I enjoy most Holmes pastiches. Even if I don't particularly care for the authors work in the main (not the case here, I should make that clear!), if they take on the voice of Dr Watson it usually "lifts" their style for me.

>7 elenchus: those names rang bells for me too but I can't bring them to mind. It's not from The Maltese Falcon, is it? Of course it does put this into the camp of "shared universe", literary conceits like The League of Extraordinary Gentlemen, Anno Dracula, Philip José Farmer's Wold Newton (which I have yet to read), etc. I can understand really wanting to populate Victorian London with these immortal characters...I can remember, as a young boy, being bereft at the thought that the skies over Manhattan were not filled with flying Marvel superheroes.

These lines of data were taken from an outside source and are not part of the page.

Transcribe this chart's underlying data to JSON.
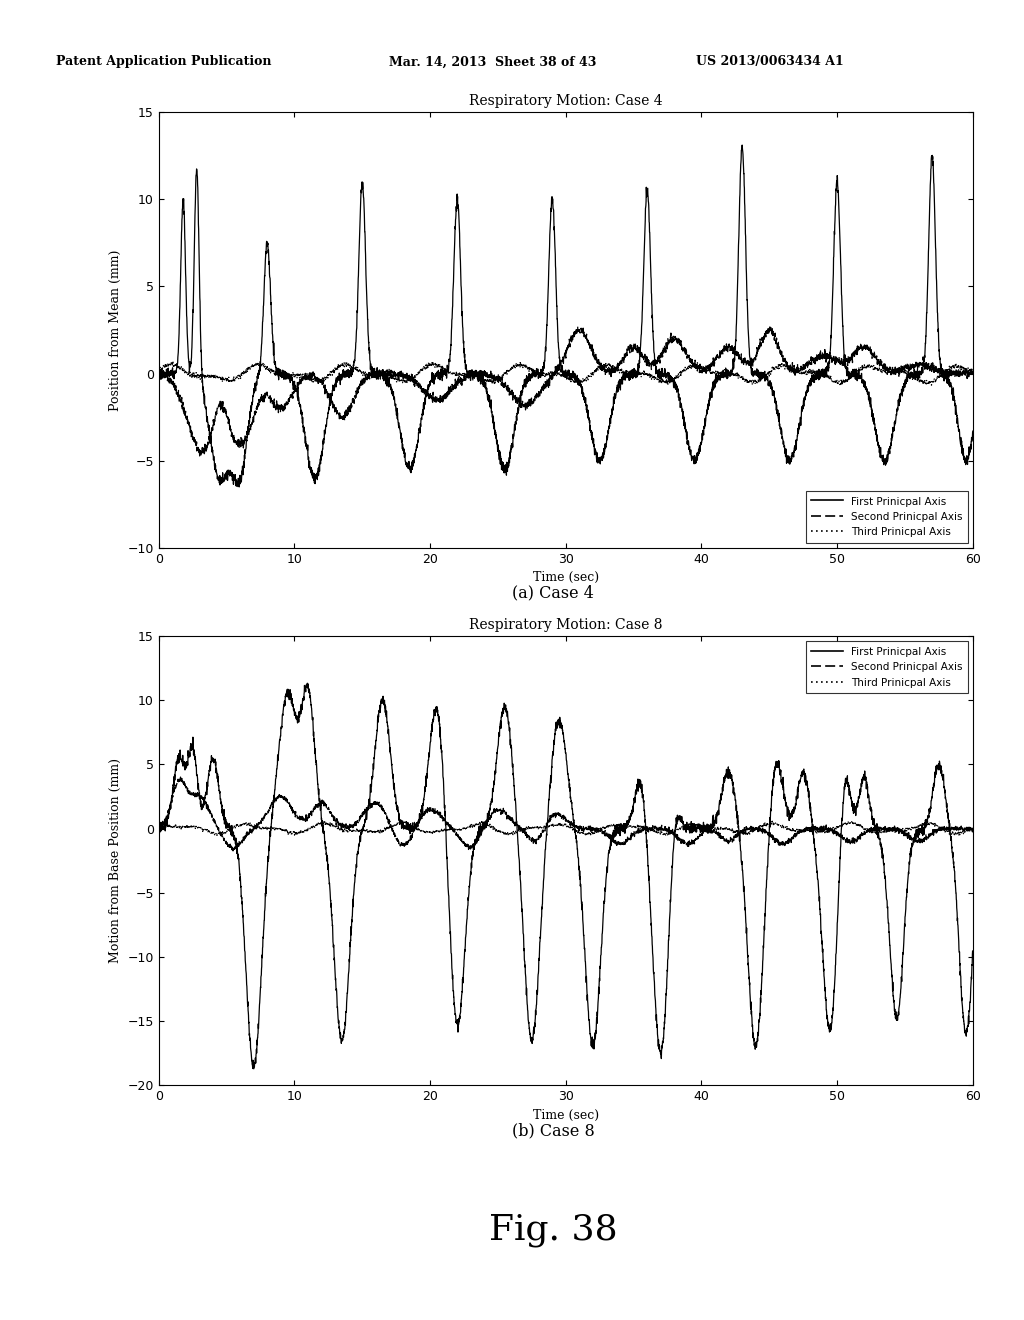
{
  "fig_width": 10.24,
  "fig_height": 13.2,
  "bg_color": "#ffffff",
  "header_left": "Patent Application Publication",
  "header_mid": "Mar. 14, 2013  Sheet 38 of 43",
  "header_right": "US 2013/0063434 A1",
  "plot1": {
    "title": "Respiratory Motion: Case 4",
    "xlabel": "Time (sec)",
    "ylabel": "Position from Mean (mm)",
    "caption": "(a) Case 4",
    "xlim": [
      0,
      60
    ],
    "ylim": [
      -10,
      15
    ],
    "yticks": [
      -10,
      -5,
      0,
      5,
      10,
      15
    ],
    "xticks": [
      0,
      10,
      20,
      30,
      40,
      50,
      60
    ],
    "legend_loc": "lower right"
  },
  "plot2": {
    "title": "Respiratory Motion: Case 8",
    "xlabel": "Time (sec)",
    "ylabel": "Motion from Base Position (mm)",
    "caption": "(b) Case 8",
    "xlim": [
      0,
      60
    ],
    "ylim": [
      -20,
      15
    ],
    "yticks": [
      -20,
      -15,
      -10,
      -5,
      0,
      5,
      10,
      15
    ],
    "xticks": [
      0,
      10,
      20,
      30,
      40,
      50,
      60
    ],
    "legend_loc": "upper right"
  },
  "fig38_label": "Fig. 38"
}
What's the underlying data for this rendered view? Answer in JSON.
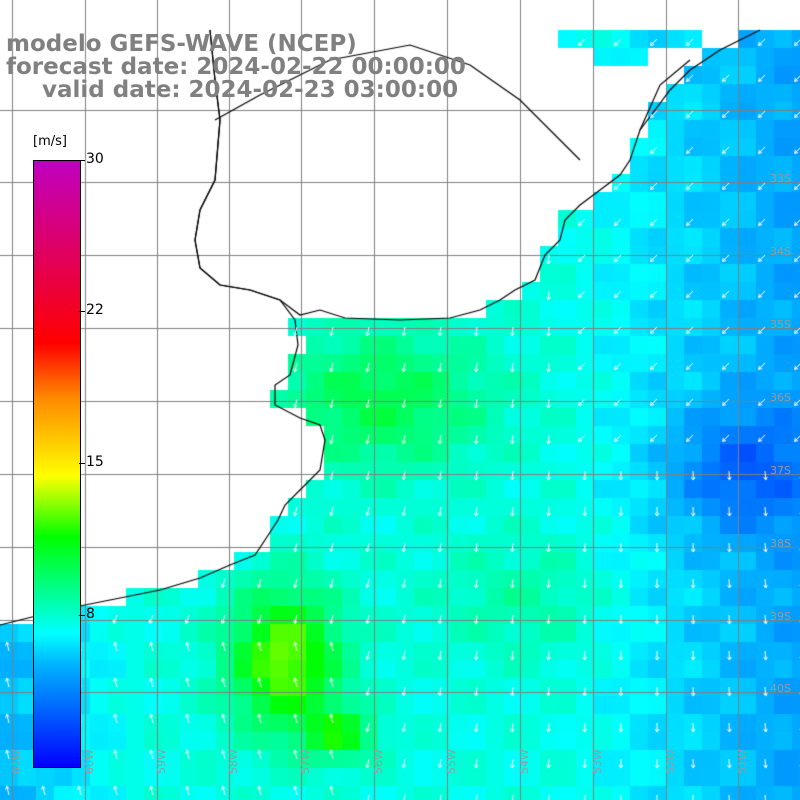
{
  "title": {
    "model": "modelo GEFS-WAVE (NCEP)",
    "forecast": "forecast date: 2024-02-22 00:00:00",
    "valid": "valid date: 2024-02-23 03:00:00"
  },
  "colorbar": {
    "unit": "[m/s]",
    "ticks": [
      "30",
      "22",
      "15",
      "8"
    ],
    "tick_values": [
      30,
      22,
      15,
      8
    ],
    "range": [
      0,
      30
    ],
    "colors": [
      "#0000ff",
      "#00b4ff",
      "#00ffff",
      "#00ff00",
      "#ffff00",
      "#ff8800",
      "#ff0000",
      "#c000c0"
    ]
  },
  "map": {
    "region": "Rio de la Plata / Uruguay / Buenos Aires coast",
    "lat_labels": [
      "33S",
      "34S",
      "35S",
      "36S",
      "37S",
      "38S",
      "39S",
      "40S"
    ],
    "lon_labels": [
      "61W",
      "60W",
      "59W",
      "58W",
      "57W",
      "56W",
      "55W",
      "54W",
      "53W",
      "52W",
      "51W"
    ],
    "grid_color": "#7f7f7f",
    "coast_color": "#000000",
    "arrow_color": "#ffffff"
  }
}
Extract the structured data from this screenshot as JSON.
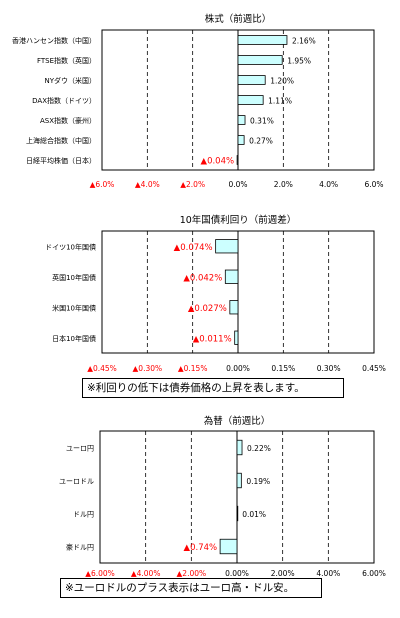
{
  "colors": {
    "bar_fill": "#ccffff",
    "bar_stroke": "#000000",
    "negative_text": "#ff0000",
    "positive_text": "#000000"
  },
  "notes": {
    "yields": "※利回りの低下は債券価格の上昇を表します。",
    "fx": "※ユーロドルのプラス表示はユーロ高・ドル安。"
  },
  "chart_data": [
    {
      "type": "bar",
      "orientation": "horizontal",
      "title": "株式（前週比）",
      "categories": [
        "香港ハンセン指数（中国）",
        "FTSE指数（英国）",
        "NYダウ（米国）",
        "DAX指数（ドイツ）",
        "ASX指数（豪州）",
        "上海総合指数（中国）",
        "日経平均株価（日本）"
      ],
      "values": [
        2.16,
        1.95,
        1.2,
        1.11,
        0.31,
        0.27,
        -0.04
      ],
      "value_labels": [
        "2.16%",
        "1.95%",
        "1.20%",
        "1.11%",
        "0.31%",
        "0.27%",
        "▲0.04%"
      ],
      "xlim": [
        -6,
        6
      ],
      "ticks": [
        -6,
        -4,
        -2,
        0,
        2,
        4,
        6
      ],
      "tick_labels": [
        "▲6.0%",
        "▲4.0%",
        "▲2.0%",
        "0.0%",
        "2.0%",
        "4.0%",
        "6.0%"
      ],
      "grid": true
    },
    {
      "type": "bar",
      "orientation": "horizontal",
      "title": "10年国債利回り（前週差）",
      "categories": [
        "ドイツ10年国債",
        "英国10年国債",
        "米国10年国債",
        "日本10年国債"
      ],
      "values": [
        -0.074,
        -0.042,
        -0.027,
        -0.011
      ],
      "value_labels": [
        "▲0.074%",
        "▲0.042%",
        "▲0.027%",
        "▲0.011%"
      ],
      "xlim": [
        -0.45,
        0.45
      ],
      "ticks": [
        -0.45,
        -0.3,
        -0.15,
        0,
        0.15,
        0.3,
        0.45
      ],
      "tick_labels": [
        "▲0.45%",
        "▲0.30%",
        "▲0.15%",
        "0.00%",
        "0.15%",
        "0.30%",
        "0.45%"
      ],
      "grid": true
    },
    {
      "type": "bar",
      "orientation": "horizontal",
      "title": "為替（前週比）",
      "categories": [
        "ユーロ円",
        "ユーロドル",
        "ドル円",
        "豪ドル円"
      ],
      "values": [
        0.22,
        0.19,
        0.01,
        -0.74
      ],
      "value_labels": [
        "0.22%",
        "0.19%",
        "0.01%",
        "▲0.74%"
      ],
      "xlim": [
        -6,
        6
      ],
      "ticks": [
        -6,
        -4,
        -2,
        0,
        2,
        4,
        6
      ],
      "tick_labels": [
        "▲6.00%",
        "▲4.00%",
        "▲2.00%",
        "0.00%",
        "2.00%",
        "4.00%",
        "6.00%"
      ],
      "grid": true
    }
  ]
}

Holmes' rejection of the supernatural is entirely consistent with his character but of course in the context of this story it diminishes him as there's a whole aspect of reality he shies away from. In other pastiches he does make an accommodation and is able to fight Lovecraftian elementals, or Dracula, to cite two examples.

>7 elenchus:
The Granada adaptations go adrift, in some people's view, towards the end of the run. It's a combination of reasons: reduced budgets, an artistic decision to ginger up some weaker stories with a big dollop of Gothic, but mostly Jeremy Brett's increasing ill health. He was being given oxygen between scenes, for some of the final series.

The 1990s BBC radio one-off plays (the novels) and series (the short stories) with Clive Merrison and Michael Williams constitutes the only dramatic version to have done the whole canon (there were also "further adventures", with Andrew Sachs replacing Michael Williams as Watson, after the latter's death).

Edited - reversed the malicious Autocorrect and "working the main" is now corrected to "work in the main".